Myths About Competition Law

MYTH: Competition policy law will restrict business

FACT: Competition law regulates the negative conduct of businesses operating in a market to allow for optimum levels of competition. In fact,: Competition policy is about applying rules to make sure businesses and companies compete fairly with each other. This encourages enterprise and efficiency, creates a wider choice for consumers and helps reduce prices and improve quality.

MYTH: The competition commission will be a price regulator

FACT: It will not regulate prices. In a free market, suppliers can set their own prices but they should do so independently.
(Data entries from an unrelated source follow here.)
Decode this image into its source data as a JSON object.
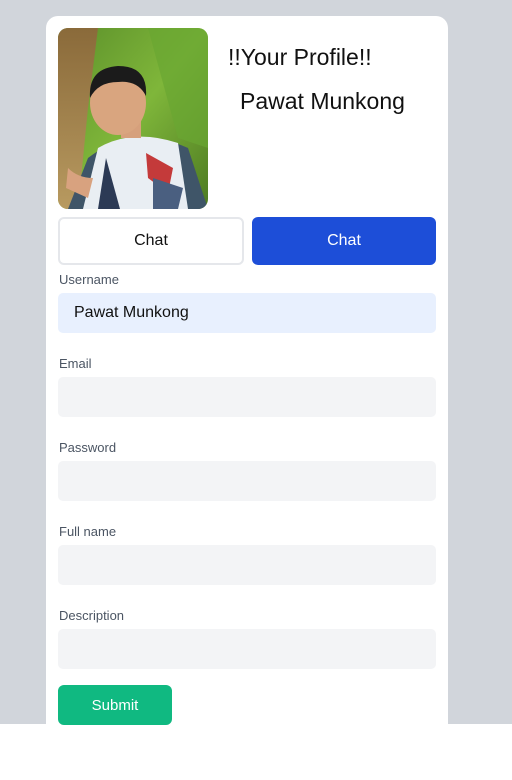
{
  "profile": {
    "heading": "!!Your Profile!!",
    "name": "Pawat Munkong",
    "avatar_icon": "user-photo"
  },
  "actions": {
    "chat_outline_label": "Chat",
    "chat_primary_label": "Chat"
  },
  "form": {
    "fields": [
      {
        "label": "Username",
        "value": "Pawat Munkong",
        "placeholder": ""
      },
      {
        "label": "Email",
        "value": "",
        "placeholder": ""
      },
      {
        "label": "Password",
        "value": "",
        "placeholder": ""
      },
      {
        "label": "Full name",
        "value": "",
        "placeholder": ""
      },
      {
        "label": "Description",
        "value": "",
        "placeholder": ""
      }
    ],
    "submit_label": "Submit"
  },
  "colors": {
    "backdrop": "#d1d5db",
    "primary": "#1d4ed8",
    "submit": "#10b981",
    "autofill": "#e8f0fe",
    "input_bg": "#f3f4f6"
  }
}
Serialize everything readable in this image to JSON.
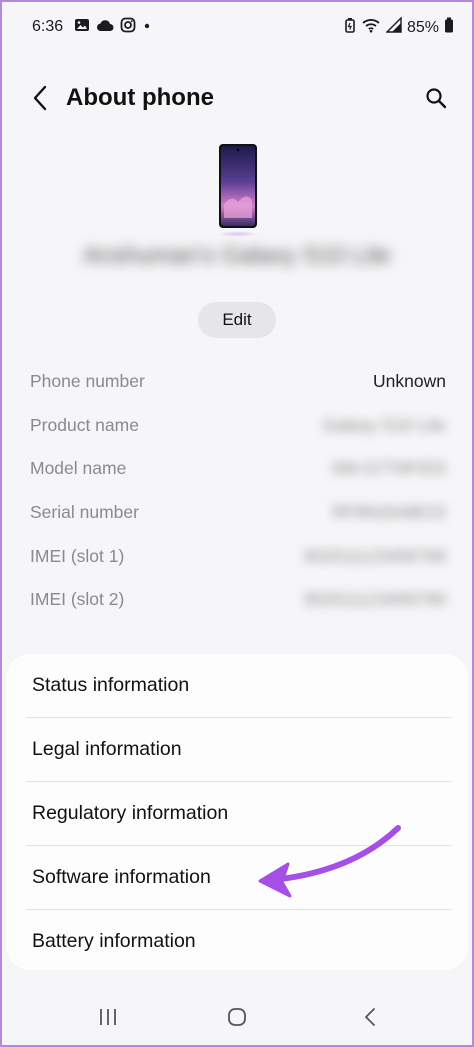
{
  "status_bar": {
    "time": "6:36",
    "left_icons": [
      "gallery-icon",
      "cloud-icon",
      "instagram-icon",
      "dot-icon"
    ],
    "right_icons": [
      "battery-saver-icon",
      "wifi-icon",
      "signal-icon",
      "battery-icon"
    ],
    "battery_percent": "85%"
  },
  "header": {
    "title": "About phone",
    "back_icon": "chevron-left-icon",
    "search_icon": "search-icon"
  },
  "device": {
    "name": "Anshuman's Galaxy S10 Lite",
    "edit_label": "Edit"
  },
  "info": [
    {
      "label": "Phone number",
      "value": "Unknown"
    },
    {
      "label": "Product name",
      "value": "Galaxy S10 Lite"
    },
    {
      "label": "Model name",
      "value": "SM-G770F/DS"
    },
    {
      "label": "Serial number",
      "value": "RF8N20ABCD"
    },
    {
      "label": "IMEI (slot 1)",
      "value": "352011123456789"
    },
    {
      "label": "IMEI (slot 2)",
      "value": "352011123456790"
    }
  ],
  "menu": [
    {
      "label": "Status information"
    },
    {
      "label": "Legal information"
    },
    {
      "label": "Regulatory information"
    },
    {
      "label": "Software information"
    },
    {
      "label": "Battery information"
    }
  ],
  "colors": {
    "arrow": "#a64fe6",
    "frame_border": "#b388e0"
  },
  "nav": {
    "recents_icon": "recents-icon",
    "home_icon": "home-icon",
    "back_icon": "back-icon"
  }
}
What is expected to be prohibited under the law is the attempt by competitors to collectively fix prices, thereby restricting competition in the market.
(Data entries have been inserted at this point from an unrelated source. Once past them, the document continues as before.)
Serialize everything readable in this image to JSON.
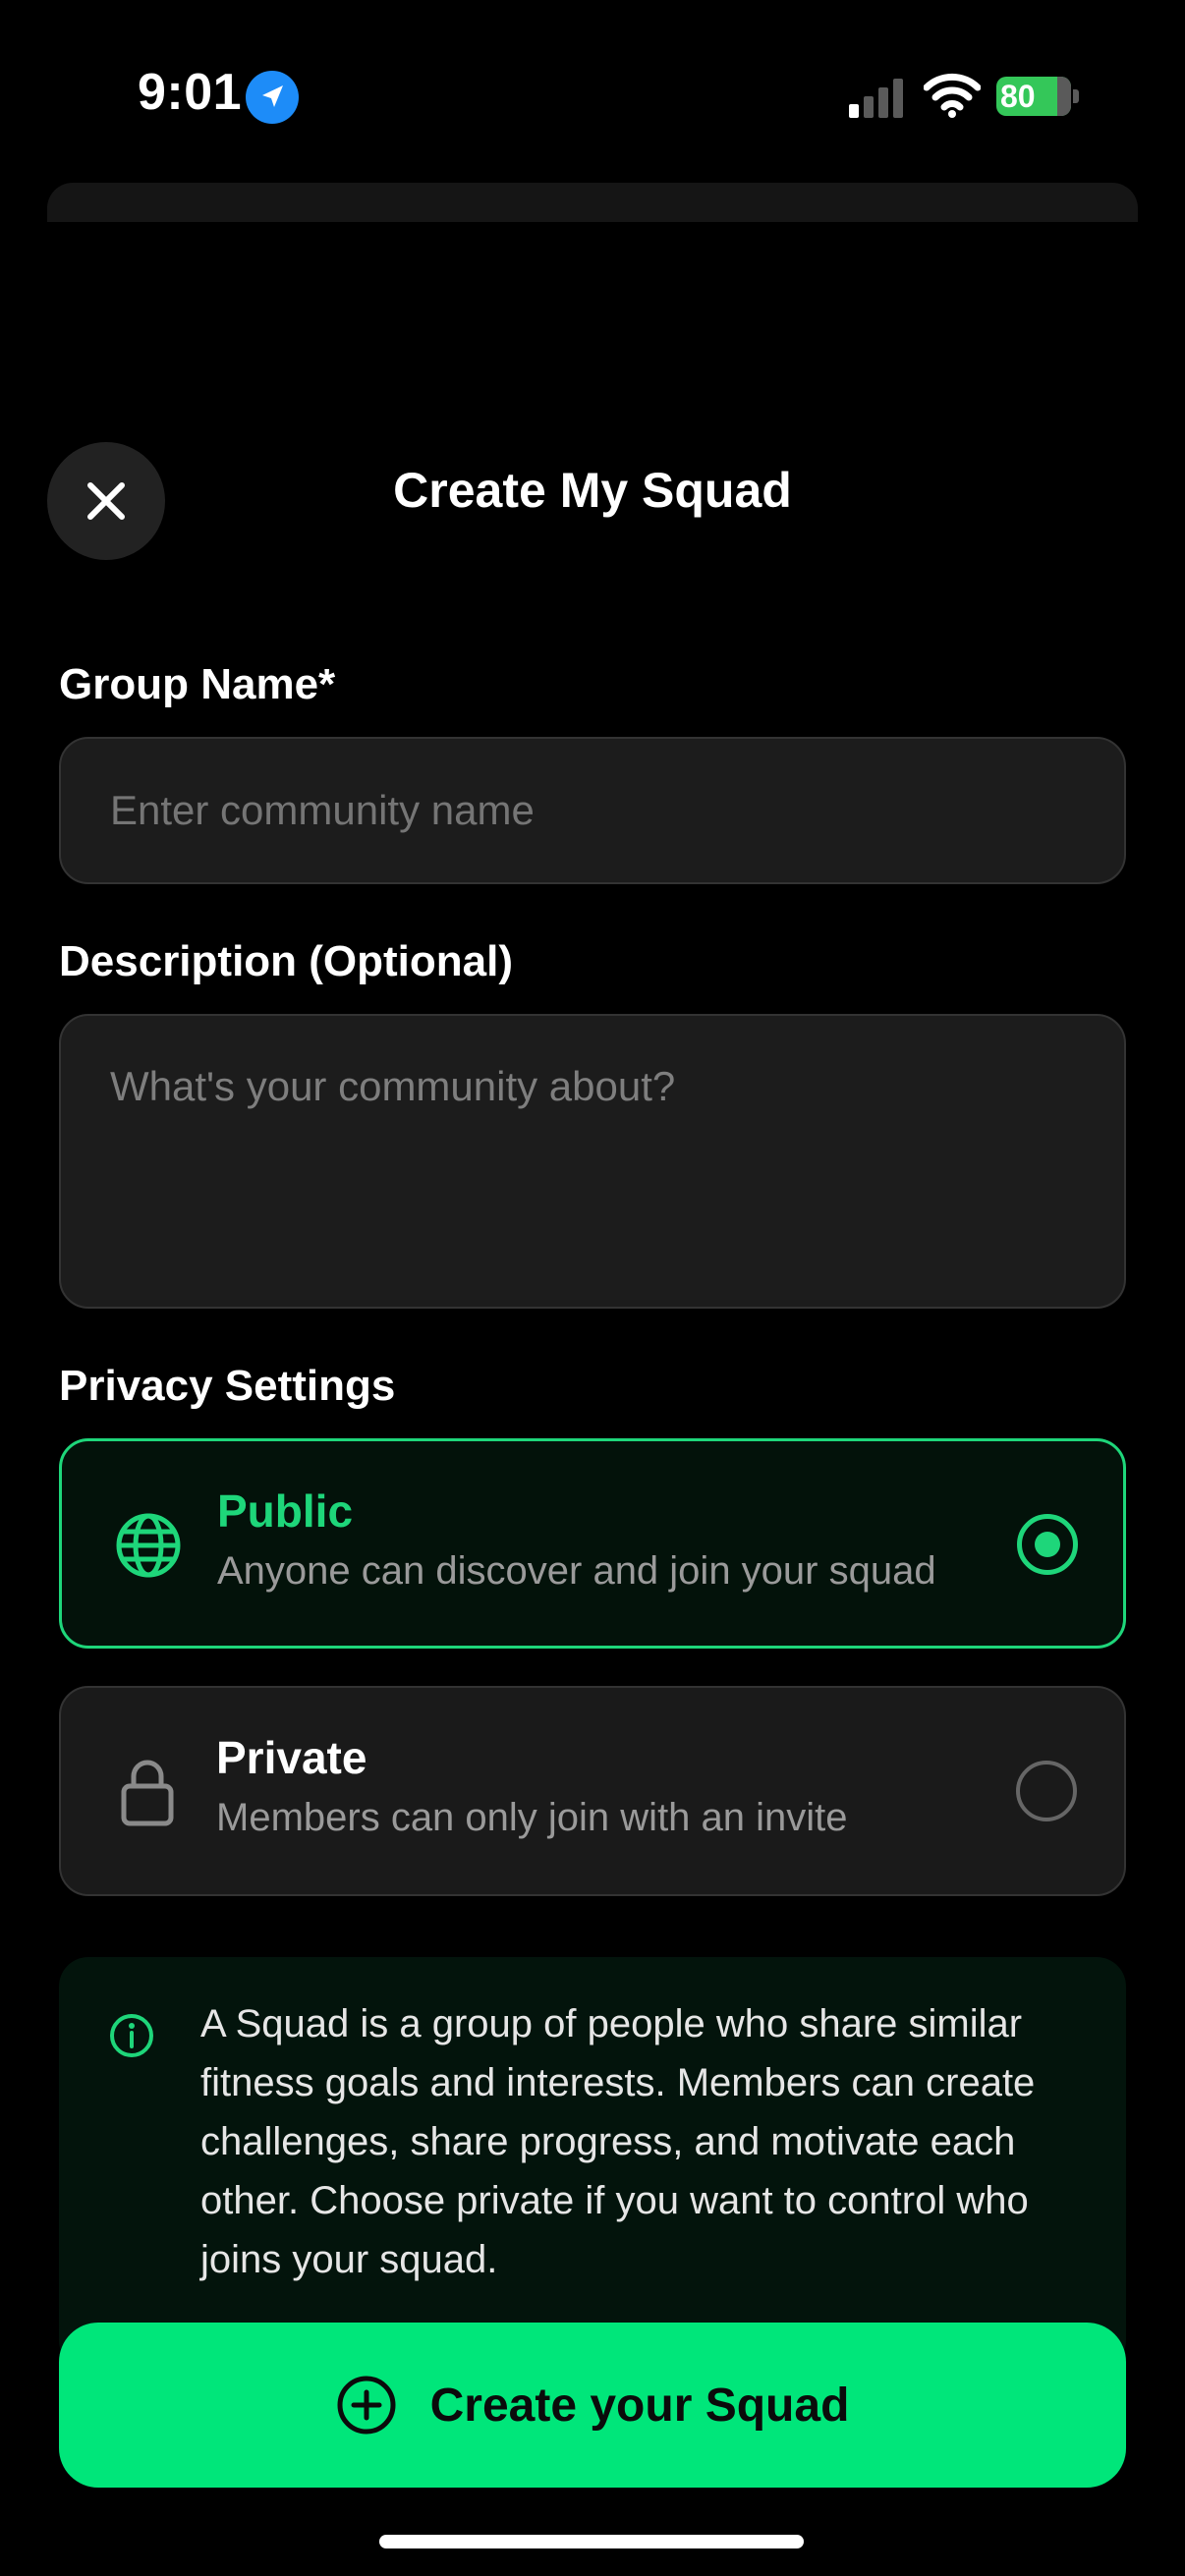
{
  "status_bar": {
    "time": "9:01",
    "battery": "80"
  },
  "header": {
    "title": "Create My Squad"
  },
  "group_name": {
    "label": "Group Name*",
    "placeholder": "Enter community name",
    "value": ""
  },
  "description": {
    "label": "Description (Optional)",
    "placeholder": "What's your community about?",
    "value": ""
  },
  "privacy": {
    "label": "Privacy Settings",
    "options": [
      {
        "title": "Public",
        "desc": "Anyone can discover and join your squad",
        "selected": true,
        "icon": "globe-icon"
      },
      {
        "title": "Private",
        "desc": "Members can only join with an invite",
        "selected": false,
        "icon": "lock-icon"
      }
    ]
  },
  "info": {
    "text": "A Squad is a group of people who share similar fitness goals and interests. Members can create challenges, share progress, and motivate each other. Choose private if you want to control who joins your squad."
  },
  "cta": {
    "label": "Create your Squad"
  },
  "colors": {
    "accent": "#00e67a",
    "background": "#000000"
  }
}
MYTH: The competition commission will only investigate big business

FACT: The competition commission is allowed to investigate if any entity (person, business, businesses) found to have infringed the law.

MYTH: Being a dominant player in the market is bad

FACT: Being a dominant player in a market is in itself not anti-competitive. However, when a dominant player negatively uses its dominant position to unduly eliminate or restrict competition, this ultimately hurts consumers and businesses and is considered abuse of dominance. 

MYTH: Mergers will not be allowed

FACT: Not all mergers give rise to competition concerns. Many mergers can preserve or even enhance the existing level of rivalry. A merger is anti-competitive only when it leads to a substantial lessening of competition

MYTH: If several businesses have similar high prices or increases in prices, then that means that price fixing has taken place

FACT: similar (changes in) prices does not always indicate price fixing. High Prices, or price changes, among businesses may be caused by other natural market forces in a highly competitive market.

MYTH: Businesses may share pricing plans and strategies with the intention of reducing price volatility therefore leading to a more stable market

FACT: Commercially sensitive information (pricing, promotions, discounts, etc.) should never be shared or exchanged with competitors. Doing so increases the risk of infringing on competition law.

MYTH: Agreeing with a competitor to take turns winning a tender bid /contract is okay.  

FACT: when competitors agree with one another on who should win a tender, it is considered bid rigging and will be considered unlawful once competition law is enacted. This may also occur when competitors agree amongst each other to refrain from bidding, withdraw their bids, or submit 'false' bids with the intention of pre-selecting the winning bidder.